Health professionals should check with the patient if there are any other concerns that were not identified during the initial discussion. These may include psychosocial and psychosexual concerns, issues surrounding safety in relationships, and requests for general information about sexual and reproductive health and wellbeing (BASHH, 2013).

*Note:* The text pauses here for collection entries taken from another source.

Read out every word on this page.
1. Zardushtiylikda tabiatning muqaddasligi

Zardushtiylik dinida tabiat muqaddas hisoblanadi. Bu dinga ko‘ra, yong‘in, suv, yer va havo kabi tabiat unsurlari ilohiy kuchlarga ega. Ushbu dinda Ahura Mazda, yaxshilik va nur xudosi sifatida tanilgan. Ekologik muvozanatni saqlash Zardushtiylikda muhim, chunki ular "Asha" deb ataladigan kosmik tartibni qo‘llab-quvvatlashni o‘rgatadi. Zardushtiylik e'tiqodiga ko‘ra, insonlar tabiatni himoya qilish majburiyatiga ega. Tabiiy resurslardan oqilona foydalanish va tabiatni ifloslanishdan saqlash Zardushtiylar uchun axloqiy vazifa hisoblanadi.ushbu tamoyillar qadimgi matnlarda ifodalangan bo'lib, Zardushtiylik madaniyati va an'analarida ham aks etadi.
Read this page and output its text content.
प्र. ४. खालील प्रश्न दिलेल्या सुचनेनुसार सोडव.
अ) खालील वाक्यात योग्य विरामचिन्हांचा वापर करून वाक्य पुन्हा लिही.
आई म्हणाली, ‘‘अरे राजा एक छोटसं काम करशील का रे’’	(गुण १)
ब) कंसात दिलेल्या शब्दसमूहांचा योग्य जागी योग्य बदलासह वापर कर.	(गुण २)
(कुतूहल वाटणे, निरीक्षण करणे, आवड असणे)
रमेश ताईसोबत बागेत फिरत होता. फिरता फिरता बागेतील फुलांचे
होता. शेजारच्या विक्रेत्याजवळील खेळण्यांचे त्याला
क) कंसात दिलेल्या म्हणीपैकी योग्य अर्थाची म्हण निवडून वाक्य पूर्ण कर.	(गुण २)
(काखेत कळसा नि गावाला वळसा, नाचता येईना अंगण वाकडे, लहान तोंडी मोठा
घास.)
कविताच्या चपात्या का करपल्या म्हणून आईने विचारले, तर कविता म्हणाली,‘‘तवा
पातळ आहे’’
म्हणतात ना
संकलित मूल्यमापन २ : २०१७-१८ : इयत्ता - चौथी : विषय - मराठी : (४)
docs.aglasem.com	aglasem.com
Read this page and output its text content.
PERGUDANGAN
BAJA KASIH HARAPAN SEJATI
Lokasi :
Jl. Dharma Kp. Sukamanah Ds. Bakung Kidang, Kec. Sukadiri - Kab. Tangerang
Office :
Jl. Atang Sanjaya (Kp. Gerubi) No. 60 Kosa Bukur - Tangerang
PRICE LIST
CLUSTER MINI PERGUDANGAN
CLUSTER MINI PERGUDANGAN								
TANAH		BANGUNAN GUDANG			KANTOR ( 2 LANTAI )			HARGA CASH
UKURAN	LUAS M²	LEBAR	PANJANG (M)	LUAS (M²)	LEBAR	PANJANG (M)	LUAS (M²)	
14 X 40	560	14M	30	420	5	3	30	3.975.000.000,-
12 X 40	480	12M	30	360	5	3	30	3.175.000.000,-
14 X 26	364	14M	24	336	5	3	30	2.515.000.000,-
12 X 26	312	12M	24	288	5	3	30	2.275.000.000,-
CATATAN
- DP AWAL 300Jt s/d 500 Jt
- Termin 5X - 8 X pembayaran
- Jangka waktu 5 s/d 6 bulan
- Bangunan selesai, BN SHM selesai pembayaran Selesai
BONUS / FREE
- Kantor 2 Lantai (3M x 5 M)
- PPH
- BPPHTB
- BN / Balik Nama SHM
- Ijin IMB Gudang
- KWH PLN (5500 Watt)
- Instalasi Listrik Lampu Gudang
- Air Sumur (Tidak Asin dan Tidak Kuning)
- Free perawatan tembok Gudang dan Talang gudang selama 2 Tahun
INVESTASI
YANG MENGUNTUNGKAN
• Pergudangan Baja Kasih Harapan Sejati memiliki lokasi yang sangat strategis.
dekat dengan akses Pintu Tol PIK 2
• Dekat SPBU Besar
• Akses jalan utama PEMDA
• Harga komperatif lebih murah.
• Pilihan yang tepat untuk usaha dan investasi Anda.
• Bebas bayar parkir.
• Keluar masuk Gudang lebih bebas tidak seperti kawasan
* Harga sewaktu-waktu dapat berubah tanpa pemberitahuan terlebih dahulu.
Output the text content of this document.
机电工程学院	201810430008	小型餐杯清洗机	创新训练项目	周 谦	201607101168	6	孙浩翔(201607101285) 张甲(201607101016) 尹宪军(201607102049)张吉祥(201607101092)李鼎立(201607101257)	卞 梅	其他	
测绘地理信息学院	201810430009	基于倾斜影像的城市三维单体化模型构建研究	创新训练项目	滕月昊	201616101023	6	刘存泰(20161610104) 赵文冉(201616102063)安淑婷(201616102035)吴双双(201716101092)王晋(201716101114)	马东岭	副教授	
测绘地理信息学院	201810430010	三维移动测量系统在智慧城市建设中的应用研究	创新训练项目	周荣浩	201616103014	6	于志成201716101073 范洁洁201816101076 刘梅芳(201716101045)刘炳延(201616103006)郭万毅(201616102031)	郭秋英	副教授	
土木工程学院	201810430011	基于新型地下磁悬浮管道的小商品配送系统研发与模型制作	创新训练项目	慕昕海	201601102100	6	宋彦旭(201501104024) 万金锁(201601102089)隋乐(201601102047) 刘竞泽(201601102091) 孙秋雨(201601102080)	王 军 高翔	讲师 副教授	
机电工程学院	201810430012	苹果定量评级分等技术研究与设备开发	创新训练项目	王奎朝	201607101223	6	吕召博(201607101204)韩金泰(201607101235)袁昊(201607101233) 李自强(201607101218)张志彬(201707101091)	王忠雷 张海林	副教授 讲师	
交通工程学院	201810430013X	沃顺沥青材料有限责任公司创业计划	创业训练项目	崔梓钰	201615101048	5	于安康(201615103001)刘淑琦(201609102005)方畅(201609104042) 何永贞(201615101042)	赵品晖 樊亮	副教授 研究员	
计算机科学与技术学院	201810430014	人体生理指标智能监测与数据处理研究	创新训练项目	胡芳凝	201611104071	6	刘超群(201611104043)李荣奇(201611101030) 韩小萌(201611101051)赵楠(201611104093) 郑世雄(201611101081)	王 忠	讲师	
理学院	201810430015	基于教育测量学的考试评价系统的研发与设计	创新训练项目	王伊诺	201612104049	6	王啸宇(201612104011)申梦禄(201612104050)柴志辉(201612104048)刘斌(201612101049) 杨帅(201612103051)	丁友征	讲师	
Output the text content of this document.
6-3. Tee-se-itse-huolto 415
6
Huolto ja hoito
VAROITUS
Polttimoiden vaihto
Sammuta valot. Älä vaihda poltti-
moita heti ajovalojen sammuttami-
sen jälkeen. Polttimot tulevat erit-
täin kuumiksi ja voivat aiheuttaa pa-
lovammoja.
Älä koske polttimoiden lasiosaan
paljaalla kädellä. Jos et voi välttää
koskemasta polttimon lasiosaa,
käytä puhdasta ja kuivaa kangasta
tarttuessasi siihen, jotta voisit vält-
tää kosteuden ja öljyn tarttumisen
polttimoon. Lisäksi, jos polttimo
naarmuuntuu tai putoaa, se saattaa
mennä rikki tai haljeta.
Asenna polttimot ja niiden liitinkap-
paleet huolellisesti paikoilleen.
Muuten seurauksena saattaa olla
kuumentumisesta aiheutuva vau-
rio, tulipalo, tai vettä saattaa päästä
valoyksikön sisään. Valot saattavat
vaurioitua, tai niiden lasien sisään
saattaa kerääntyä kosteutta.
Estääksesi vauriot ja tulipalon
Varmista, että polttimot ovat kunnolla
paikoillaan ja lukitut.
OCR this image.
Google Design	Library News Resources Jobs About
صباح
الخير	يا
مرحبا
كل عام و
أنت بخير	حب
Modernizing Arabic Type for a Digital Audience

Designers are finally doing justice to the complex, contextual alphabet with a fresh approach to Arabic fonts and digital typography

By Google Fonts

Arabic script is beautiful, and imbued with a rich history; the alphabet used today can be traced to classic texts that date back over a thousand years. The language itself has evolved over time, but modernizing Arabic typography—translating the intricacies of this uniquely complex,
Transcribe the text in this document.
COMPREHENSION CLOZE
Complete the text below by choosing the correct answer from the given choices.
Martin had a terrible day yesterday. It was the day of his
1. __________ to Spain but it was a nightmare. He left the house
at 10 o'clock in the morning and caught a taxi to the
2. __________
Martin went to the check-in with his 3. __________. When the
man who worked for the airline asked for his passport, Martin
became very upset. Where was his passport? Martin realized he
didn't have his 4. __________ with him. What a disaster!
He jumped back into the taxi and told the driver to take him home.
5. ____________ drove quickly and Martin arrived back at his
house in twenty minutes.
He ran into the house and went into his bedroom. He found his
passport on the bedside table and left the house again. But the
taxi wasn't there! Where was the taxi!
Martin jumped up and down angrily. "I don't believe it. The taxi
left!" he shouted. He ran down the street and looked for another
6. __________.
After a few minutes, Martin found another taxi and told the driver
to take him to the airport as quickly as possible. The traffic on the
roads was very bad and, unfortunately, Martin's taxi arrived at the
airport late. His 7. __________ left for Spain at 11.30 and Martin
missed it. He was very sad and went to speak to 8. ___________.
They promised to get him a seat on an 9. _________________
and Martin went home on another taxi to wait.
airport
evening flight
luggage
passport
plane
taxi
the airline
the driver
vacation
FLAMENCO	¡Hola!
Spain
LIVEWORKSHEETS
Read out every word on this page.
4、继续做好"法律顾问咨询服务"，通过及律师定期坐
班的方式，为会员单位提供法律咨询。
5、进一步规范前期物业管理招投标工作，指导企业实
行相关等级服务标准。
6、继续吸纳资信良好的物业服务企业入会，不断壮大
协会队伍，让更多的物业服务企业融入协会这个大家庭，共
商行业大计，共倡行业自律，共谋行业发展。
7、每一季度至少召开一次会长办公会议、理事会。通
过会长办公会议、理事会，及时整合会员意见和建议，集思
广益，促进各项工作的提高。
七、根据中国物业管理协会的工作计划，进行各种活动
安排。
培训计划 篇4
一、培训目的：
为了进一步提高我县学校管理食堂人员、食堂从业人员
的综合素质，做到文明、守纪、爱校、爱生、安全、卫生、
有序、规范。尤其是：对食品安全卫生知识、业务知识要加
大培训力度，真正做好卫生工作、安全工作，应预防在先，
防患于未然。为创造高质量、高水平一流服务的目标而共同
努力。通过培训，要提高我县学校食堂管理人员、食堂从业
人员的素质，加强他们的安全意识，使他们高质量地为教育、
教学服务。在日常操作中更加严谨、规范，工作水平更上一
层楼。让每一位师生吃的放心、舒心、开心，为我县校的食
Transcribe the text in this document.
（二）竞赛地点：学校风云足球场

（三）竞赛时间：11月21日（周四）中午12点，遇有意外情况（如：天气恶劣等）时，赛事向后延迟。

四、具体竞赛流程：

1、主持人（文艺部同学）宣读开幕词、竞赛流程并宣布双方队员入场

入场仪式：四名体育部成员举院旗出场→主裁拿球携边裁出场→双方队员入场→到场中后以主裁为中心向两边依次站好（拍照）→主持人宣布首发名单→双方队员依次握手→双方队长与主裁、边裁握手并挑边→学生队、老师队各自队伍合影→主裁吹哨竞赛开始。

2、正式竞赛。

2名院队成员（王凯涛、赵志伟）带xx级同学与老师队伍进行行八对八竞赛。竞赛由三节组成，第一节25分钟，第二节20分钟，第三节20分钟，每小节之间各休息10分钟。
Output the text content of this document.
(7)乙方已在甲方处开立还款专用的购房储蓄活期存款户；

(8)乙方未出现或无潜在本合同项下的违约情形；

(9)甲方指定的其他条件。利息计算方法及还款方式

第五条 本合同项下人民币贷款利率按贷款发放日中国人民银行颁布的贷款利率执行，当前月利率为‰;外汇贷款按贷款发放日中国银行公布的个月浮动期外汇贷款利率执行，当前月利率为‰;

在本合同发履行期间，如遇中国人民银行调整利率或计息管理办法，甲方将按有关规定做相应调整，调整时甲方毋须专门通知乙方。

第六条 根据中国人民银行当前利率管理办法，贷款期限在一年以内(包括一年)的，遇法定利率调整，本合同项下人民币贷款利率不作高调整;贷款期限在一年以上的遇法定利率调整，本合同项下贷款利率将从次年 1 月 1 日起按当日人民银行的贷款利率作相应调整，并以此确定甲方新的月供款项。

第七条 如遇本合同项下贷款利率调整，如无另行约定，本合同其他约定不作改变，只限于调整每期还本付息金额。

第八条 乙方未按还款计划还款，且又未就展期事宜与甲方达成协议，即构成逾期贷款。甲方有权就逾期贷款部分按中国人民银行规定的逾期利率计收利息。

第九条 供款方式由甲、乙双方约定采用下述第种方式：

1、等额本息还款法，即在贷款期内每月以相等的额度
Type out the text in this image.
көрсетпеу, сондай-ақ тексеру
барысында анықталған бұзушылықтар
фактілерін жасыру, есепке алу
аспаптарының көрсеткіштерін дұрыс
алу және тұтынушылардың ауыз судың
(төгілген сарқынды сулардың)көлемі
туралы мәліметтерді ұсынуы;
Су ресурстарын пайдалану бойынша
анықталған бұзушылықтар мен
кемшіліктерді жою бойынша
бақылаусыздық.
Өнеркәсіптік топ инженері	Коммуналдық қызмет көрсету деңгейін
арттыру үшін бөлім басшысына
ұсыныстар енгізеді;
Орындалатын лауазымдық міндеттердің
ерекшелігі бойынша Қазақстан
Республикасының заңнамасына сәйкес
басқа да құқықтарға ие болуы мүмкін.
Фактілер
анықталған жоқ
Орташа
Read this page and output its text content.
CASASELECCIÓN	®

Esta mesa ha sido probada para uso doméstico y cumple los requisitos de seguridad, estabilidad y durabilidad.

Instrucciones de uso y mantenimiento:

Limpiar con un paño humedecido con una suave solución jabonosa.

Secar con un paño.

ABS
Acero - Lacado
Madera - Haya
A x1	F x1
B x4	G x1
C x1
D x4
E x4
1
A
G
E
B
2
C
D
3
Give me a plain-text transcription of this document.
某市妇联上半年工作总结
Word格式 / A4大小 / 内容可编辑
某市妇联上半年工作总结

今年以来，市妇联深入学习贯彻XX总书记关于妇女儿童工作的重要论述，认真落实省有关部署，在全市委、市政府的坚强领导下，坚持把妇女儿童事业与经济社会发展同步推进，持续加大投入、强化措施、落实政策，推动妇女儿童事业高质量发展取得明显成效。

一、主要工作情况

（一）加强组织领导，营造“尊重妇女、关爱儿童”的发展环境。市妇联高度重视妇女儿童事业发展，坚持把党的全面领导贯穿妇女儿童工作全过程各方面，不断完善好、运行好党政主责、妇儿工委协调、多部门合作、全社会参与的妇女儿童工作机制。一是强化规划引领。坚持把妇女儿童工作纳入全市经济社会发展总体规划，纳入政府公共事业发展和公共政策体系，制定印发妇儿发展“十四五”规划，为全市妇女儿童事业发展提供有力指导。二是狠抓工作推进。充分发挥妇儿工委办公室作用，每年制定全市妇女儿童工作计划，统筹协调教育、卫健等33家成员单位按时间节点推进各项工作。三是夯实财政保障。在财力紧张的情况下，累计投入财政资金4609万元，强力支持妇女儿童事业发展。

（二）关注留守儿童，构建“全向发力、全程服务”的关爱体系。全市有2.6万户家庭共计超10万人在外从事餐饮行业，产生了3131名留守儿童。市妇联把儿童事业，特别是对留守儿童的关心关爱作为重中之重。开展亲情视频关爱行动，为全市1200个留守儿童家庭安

For women or patients assigned female at birth, useful information includes last cervical smear test, gynaecological issues, mammogram and other health promotion issues such as smoking cessation. Issues such as safeguarding, intimate partner violence and female genital mutilation (FGM) may be disclosed during the history taking and the health professional needs to be prepared for this. Finally, the consultation is an ideal environment to identify any risk behaviours and promote health promotion and a healthy sexual life free from infection and unintended pregnancy.

Conclusion

Sexual health is an essential component of a healthy life. Unfortunately, it is an area that can be neglected in a routine nursing or medical assessment, from either reticence by the patient or health professional. Initiating and taking a sexual history can be learnt in the same way as other history taking skills. Role play and practice will promote confidence in staff to include this in every consultation. It is only by normalising this part of life and including it in routine enquiry can we ensure positive sexual health outcomes are promoted and achieved.

KEY POINTS:

  • Sexual health is an essential component of a healthy life
  • Positive sexual health outcomes are seen as important to individuals and they have also been recognised by the government as a major public health issue
  • The most important aspect of the environment for taking a sexual history is ensuring that the patient is assured of the confidential nature of the consultation
  • It is only by normalising this part of life and including it in routine enquiry can we ensure positive sexual health outcomes are promoted and achieved

CPD reflective practice:

  • How could you ensure your consultations are not disturbed when discussing potentially sensitive topics with patients?
  • Reflecting on your practice, are you confident discussing sexual history with your patients? How could you improve this?
  • How can you create a safe, welcoming environment for all patients?